Croatia – Welfare Society Territory
For the terminally ill in Croatia, there is no public healthcare. TheCroatian Association for Palliative Medicine is calling for a drastic sea change. The Balkan country is the only one in the EU that does not provide palliative care and specific drugs for patients suffering from rare and terminal diseases.
Australia – Nursing Careers Allied Health
A Grattan Institute perspective published in the Medical Journal of Australia, based on its earlier Dying Well report, states that dying has become highly institutionalised in Australia, with 54 per cent of people dying in hospitals and 32 per cent in aged care.
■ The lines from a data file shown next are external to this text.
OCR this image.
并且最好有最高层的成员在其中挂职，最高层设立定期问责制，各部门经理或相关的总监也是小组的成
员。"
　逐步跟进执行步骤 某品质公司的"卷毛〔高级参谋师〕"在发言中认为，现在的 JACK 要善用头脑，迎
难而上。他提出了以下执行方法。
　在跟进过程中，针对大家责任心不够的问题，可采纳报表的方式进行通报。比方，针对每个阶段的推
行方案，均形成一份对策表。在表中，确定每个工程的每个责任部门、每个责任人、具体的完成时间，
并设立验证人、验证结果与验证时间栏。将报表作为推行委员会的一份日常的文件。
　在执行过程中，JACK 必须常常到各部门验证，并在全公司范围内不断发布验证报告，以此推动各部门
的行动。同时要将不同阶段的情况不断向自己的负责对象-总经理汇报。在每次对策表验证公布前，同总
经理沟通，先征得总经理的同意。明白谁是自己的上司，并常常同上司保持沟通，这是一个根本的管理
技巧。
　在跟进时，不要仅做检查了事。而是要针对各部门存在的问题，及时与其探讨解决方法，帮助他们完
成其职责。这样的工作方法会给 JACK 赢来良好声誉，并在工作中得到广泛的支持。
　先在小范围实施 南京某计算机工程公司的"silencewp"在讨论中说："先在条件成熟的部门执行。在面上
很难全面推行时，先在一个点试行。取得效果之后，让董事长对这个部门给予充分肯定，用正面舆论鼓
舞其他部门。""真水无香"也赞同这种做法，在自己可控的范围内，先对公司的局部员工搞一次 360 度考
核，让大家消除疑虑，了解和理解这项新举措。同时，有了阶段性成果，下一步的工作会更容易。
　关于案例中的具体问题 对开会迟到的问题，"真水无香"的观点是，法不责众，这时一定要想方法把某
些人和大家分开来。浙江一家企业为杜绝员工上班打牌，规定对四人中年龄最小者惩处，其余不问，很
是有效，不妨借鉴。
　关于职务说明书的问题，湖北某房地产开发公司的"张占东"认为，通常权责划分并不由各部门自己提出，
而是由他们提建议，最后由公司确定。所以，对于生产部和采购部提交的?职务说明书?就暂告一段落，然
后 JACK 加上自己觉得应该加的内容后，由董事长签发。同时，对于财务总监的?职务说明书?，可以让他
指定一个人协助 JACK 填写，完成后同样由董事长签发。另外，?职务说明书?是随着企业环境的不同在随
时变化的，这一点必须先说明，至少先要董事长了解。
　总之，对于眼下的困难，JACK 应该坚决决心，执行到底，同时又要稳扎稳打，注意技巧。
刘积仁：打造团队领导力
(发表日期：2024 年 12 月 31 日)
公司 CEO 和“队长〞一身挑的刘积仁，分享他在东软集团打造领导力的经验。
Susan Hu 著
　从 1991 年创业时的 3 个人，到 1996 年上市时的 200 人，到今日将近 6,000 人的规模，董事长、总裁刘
Urgent government action is needed to meet global targets to reduce the burden of non-communicable diseases (NCDs) and prevent the annual toll of 16 million people dying prematurely – before the age of 70 – from heart and lung diseases, stroke, cancer and diabetes, according to a new WHO report.
Mali – Aljazeera
Mali’s government and the United Nations have declared the West African nation free of Ebola following a 42 day period without a new case of the deadly virus.
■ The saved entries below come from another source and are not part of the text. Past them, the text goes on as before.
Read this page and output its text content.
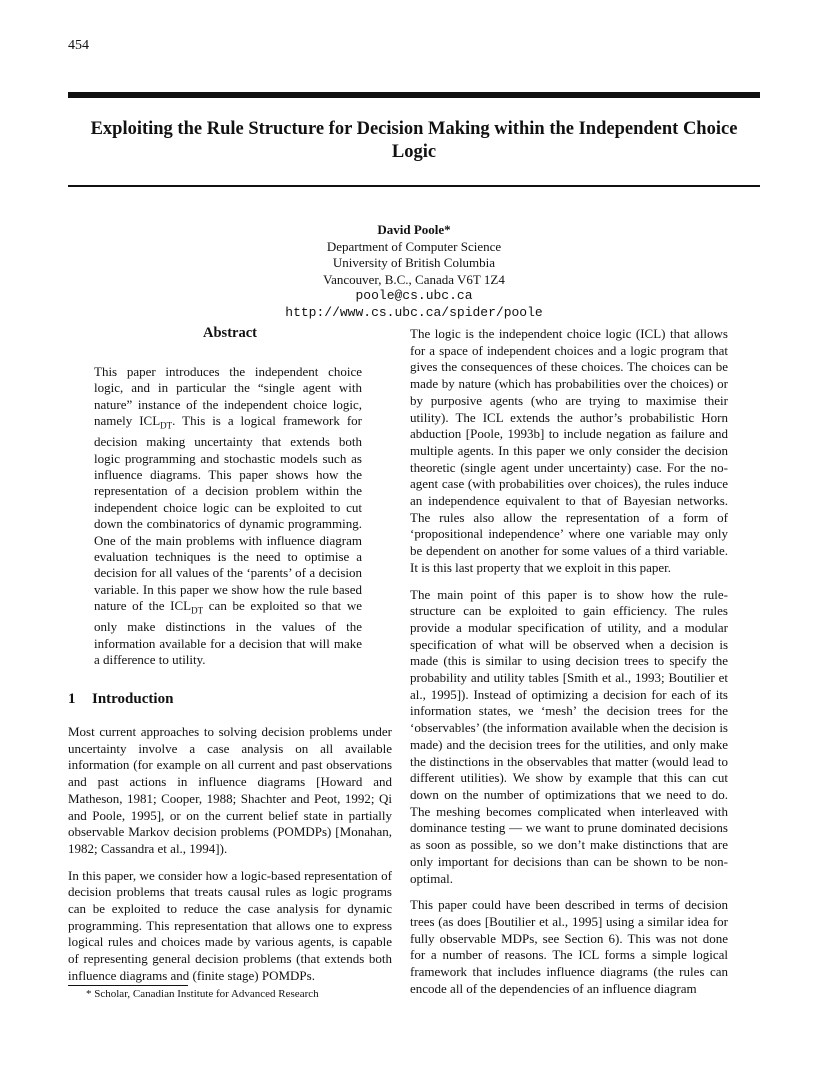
454
Exploiting the Rule Structure for Decision Making within the Independent Choice Logic
David Poole*
Department of Computer Science
University of British Columbia
Vancouver, B.C., Canada V6T 1Z4
poole@cs.ubc.ca
http://www.cs.ubc.ca/spider/poole
Abstract
This paper introduces the independent choice logic, and in particular the “single agent with nature” instance of the independent choice logic, namely $ICL_{DT}$. This is a logical framework for decision making uncertainty that extends both logic programming and stochastic models such as influence diagrams. This paper shows how the representation of a decision problem within the independent choice logic can be exploited to cut down the combinatorics of dynamic programming. One of the main problems with influence diagram evaluation techniques is the need to optimise a decision for all values of the ‘parents’ of a decision variable. In this paper we show how the rule based nature of the $ICL_{DT}$ can be exploited so that we only make distinctions in the values of the information available for a decision that will make a difference to utility.
1 Introduction

Most current approaches to solving decision problems under uncertainty involve a case analysis on all available information (for example on all current and past observations and past actions in influence diagrams [Howard and Matheson, 1981; Cooper, 1988; Shachter and Peot, 1992; Qi and Poole, 1995], or on the current belief state in partially observable Markov decision problems (POMDPs) [Monahan, 1982; Cassandra et al., 1994]).

In this paper, we consider how a logic-based representation of decision problems that treats causal rules as logic programs can be exploited to reduce the case analysis for dynamic programming. This representation that allows one to express logical rules and choices made by various agents, is capable of representing general decision problems (that extends both influence diagrams and (finite stage) POMDPs.

The logic is the independent choice logic (ICL) that allows for a space of independent choices and a logic program that gives the consequences of these choices. The choices can be made by nature (which has probabilities over the choices) or by purposive agents (who are trying to maximise their utility). The ICL extends the author’s probabilistic Horn abduction [Poole, 1993b] to include negation as failure and multiple agents. In this paper we only consider the decision theoretic (single agent under uncertainty) case. For the no-agent case (with probabilities over choices), the rules induce an independence equivalent to that of Bayesian networks. The rules also allow the representation of a form of ‘propositional independence’ where one variable may only be dependent on another for some values of a third variable. It is this last property that we exploit in this paper.

The main point of this paper is to show how the rule-structure can be exploited to gain efficiency. The rules provide a modular specification of utility, and a modular specification of what will be observed when a decision is made (this is similar to using decision trees to specify the probability and utility tables [Smith et al., 1993; Boutilier et al., 1995]). Instead of optimizing a decision for each of its information states, we ‘mesh’ the decision trees for the ‘observables’ (the information available when the decision is made) and the decision trees for the utilities, and only make the distinctions in the observables that matter (would lead to different utilities). We show by example that this can cut down on the number of optimizations that we need to do. The meshing becomes complicated when interleaved with dominance testing — we want to prune dominated decisions as soon as possible, so we don’t make distinctions that are only important for decisions than can be shown to be non-optimal.

This paper could have been described in terms of decision trees (as does [Boutilier et al., 1995] using a similar idea for fully observable MDPs, see Section 6). This was not done for a number of reasons. The ICL forms a simple logical framework that includes influence diagrams (the rules can encode all of the dependencies of an influence diagram

* Scholar, Canadian Institute for Advanced Research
In a report on vaccine prices ahead of an international donor conference in Berlin at the end of January, MSF slammed Big Pharma companies and said the cost of vaccinating a child in the world’s poorest countries was now 68 times higher than in 2001.
US – Today
Cheryl Haggard started ‘Now I Lay Me Down to Sleep’, a company that takes portrait photographs of newborn babies not expected to survive, after losing her own son, Maddox, to a rare genetic condition called myotubular myopathy that left him unable to breathe unassisted.
US – The New York Times
VSED, short for “voluntarily stopping eating and drinking,” is not unheard-of as an end-of-life strategy, typically used by older adults who hope to hasten their decline from terminal conditions. But now ethicists, lawyers and older adults themselves have begun a quiet debate about whether people who develop dementia can use VSED to end their lives by including such instructions in an advance directive.
ehospice South Africa
It was only when his granny passed away from cancer in October last year that second year medical student, Jason Vermaak from Verwoerdpark, decided that he wanted to learn more about palliative care and the services a hospice offers.
A new free service to help families with terminally ill children build and treasure memories has been launched by national charity Newlife Foundation.